# tuning with Alpha-N



## bunnyslayer (Nov 2, 2006)

I'm sick of trying to get my itb's running right with speed-density.
I switch to Alpha-N and it's running way better then it has in a long time. But it takes more fuel to run it now then what a 454 big block would eat up. 
So my quiston is do I tune the maps the same way as if i was using 
speed-density? or is this a new ball park again


----------



## need_a_VR6 (May 19, 1999)

*Re: tuning with Alpha-N (bunnyslayer)*

You will tune the same way but they'll look very different. Make sure you have your vertical axis so it goes from min ADC to max ADC instead of from 30-100 and give yourself a lot of resolution in the 0-50% throttle range.


----------



## bunnyslayer (Nov 2, 2006)

*Re: tuning with Alpha-N (need_a_VR6)*

how do I change the vertical axis so it reads tps and not kpa ? Do I need to run rpm based accel? Sorry for the stupid qustions, I'm not going to lie I'm lost







.. For not having a clue I'm shocked at how good it runs. All I did was switch the algorithm 


_Modified by bunnyslayer at 9:58 PM 5-11-2008_


----------



## need_a_VR6 (May 19, 1999)

*Re: tuning with Alpha-N (bunnyslayer)*

In MT Configurator you need to switch the fueling type and it should start displaying in % I believe instead of kpa. You can tell when it's working by going key on and going to the VE table or into the VE tuning table and hitting the gas, the green area (or ball) should go up/down with the pedal. If it's set to MAP still it won't move. 
Generally on ITBs I use rpm accel but don't worry about that until the table is well tuned.


----------



## bunnyslayer (Nov 2, 2006)

*Re: tuning with Alpha-N (need_a_VR6)*

thanks http://****************.com/smile/emthup.gif Now I have another stupid qustion for you. What do I have going on here? I have the algorithm set to alpha and vertical axis reading map. I never changed any thing on the ve table or afr table and it runs the best it ever has, just a little hard on fuel. How is this even working?....

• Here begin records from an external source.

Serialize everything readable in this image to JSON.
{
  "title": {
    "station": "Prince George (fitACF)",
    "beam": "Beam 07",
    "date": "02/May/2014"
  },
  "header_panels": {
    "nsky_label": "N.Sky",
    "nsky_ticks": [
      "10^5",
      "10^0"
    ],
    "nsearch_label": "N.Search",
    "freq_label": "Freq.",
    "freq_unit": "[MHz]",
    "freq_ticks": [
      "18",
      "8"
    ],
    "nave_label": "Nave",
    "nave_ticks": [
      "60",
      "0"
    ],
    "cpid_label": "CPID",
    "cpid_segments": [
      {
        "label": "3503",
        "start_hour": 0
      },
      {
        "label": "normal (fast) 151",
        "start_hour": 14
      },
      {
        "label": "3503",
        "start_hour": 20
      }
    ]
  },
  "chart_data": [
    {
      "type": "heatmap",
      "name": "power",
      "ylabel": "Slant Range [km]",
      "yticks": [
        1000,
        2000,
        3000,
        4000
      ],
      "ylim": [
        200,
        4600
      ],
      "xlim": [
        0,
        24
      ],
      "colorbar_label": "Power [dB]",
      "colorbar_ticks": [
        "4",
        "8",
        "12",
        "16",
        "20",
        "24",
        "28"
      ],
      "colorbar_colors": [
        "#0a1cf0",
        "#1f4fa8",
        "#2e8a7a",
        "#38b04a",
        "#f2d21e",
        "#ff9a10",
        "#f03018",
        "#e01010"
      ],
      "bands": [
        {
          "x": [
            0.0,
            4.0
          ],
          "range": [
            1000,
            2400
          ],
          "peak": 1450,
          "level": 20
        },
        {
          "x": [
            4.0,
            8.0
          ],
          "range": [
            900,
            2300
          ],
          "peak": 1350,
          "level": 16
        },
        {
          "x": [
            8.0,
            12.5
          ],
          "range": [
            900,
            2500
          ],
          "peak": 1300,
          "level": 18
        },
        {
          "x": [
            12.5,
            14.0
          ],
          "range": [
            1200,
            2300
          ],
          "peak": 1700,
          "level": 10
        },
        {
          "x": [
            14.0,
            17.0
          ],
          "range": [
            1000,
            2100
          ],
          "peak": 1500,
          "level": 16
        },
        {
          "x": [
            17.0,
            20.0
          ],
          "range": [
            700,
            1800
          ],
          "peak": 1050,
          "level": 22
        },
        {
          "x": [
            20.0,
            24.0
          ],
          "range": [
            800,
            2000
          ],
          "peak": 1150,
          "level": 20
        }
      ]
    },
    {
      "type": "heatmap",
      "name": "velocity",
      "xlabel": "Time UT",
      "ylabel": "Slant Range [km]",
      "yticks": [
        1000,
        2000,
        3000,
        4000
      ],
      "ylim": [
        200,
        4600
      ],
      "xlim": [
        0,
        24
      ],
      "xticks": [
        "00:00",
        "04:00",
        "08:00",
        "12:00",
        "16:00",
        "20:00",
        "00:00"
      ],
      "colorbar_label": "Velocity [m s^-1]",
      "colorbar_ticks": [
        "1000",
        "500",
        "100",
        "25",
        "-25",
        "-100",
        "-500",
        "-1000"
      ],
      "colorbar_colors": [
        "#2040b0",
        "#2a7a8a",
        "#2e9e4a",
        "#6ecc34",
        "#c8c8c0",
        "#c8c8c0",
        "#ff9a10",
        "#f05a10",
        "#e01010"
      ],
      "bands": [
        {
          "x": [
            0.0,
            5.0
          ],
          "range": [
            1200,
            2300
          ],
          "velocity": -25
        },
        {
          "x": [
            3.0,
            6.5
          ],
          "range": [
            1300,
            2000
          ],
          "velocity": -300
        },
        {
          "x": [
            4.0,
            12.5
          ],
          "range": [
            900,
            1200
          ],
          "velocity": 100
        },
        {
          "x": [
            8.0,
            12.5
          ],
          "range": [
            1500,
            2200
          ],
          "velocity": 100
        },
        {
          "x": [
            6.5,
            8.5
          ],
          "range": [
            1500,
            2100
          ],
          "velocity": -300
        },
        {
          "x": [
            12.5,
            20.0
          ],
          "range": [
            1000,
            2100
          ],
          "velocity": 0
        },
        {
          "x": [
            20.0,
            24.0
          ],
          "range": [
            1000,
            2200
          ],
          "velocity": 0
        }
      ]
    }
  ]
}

_Modified by bunnyslayer at 9:06 PM 5-12-2008_


----------



## need_a_VR6 (May 19, 1999)

*Re: tuning with Alpha-N (bunnyslayer)*

Haha, who knows, you probably just haven't done ONE thing needed to enable Alpha-N. If you do it right it reads TPS at the top of that axis. 
Make sure you have:
Alpha-N selected under Engine Constants - Control Algorithm
Alpha-N selected under your car folder, in your Settings - Settings - Fueling Algorithm (make sure you save the ini before you close)


----------



## bunnyslayer (Nov 2, 2006)

*Re: tuning with Alpha-N (need_a_VR6)*

I tryed it like that but I never re-tuned(I just don't have the time right now) so it runs like crap. I end up switching it back so it reads map and in alpha. I have no clue how or why it Works like this, all I know is it works and it works really well. 
So I'm not going to fugk with it









how are you guys up loading pics of your maps?
I would like to have you have a look at mine, that is if you wouldn't mind


----------



## need_a_VR6 (May 19, 1999)

*Re: tuning with Alpha-N (bunnyslayer)*

Usually I just do a print-screen and then save that as a picture in photoshop and upload it. Not sure if there's an easier way.


----------



## bunnyslayer (Nov 2, 2006)

*Re: tuning with Alpha-N (need_a_VR6)*




























































_Modified by bunnyslayer at 10:17 PM 5-14-2008_


----------



## need_a_VR6 (May 19, 1999)

*Re: tuning with Alpha-N (bunnyslayer)*

Do me a favor, with key on go to VE table 1, and there should be a highlighted green cell (current), with no and full throttle what bins are highlighted?


----------



## bunnyslayer (Nov 2, 2006)

*Re: tuning with Alpha-N (need_a_VR6)*

the highlighted green cell is at 90kpa 500 rpm and in the 42 VE cell
with no and full throttle..
I take it ms uses the map as a bero with the engine off


----------



## need_a_VR6 (May 19, 1999)

*Re: tuning with Alpha-N (bunnyslayer)*

Yes, but that confirms that you're actually running off of speed-density and not Alpha at all.


----------



## rabbot16v (Jun 24, 2006)

*Re: tuning with Alpha-N (need_a_VR6)*

sounds like you still haven't done this
"Alpha-N selected under your car folder, in your Settings - Settings - Fueling Algorithm (make sure you save the ini before you close)"
once that is done, all the bins should change to TPS


----------



## bunnyslayer (Nov 2, 2006)

*Re: tuning with Alpha-N (need_a_VR6)*

Yes I was thinking that I was still in speed density.
But what I don't under stand is when I set it to read speed-density
It runs really crapy. 
Just by switching the setting to alpha it fixed ever thing
How is this even possible? 
let alone how is the car even running the way I have it set up right now


----------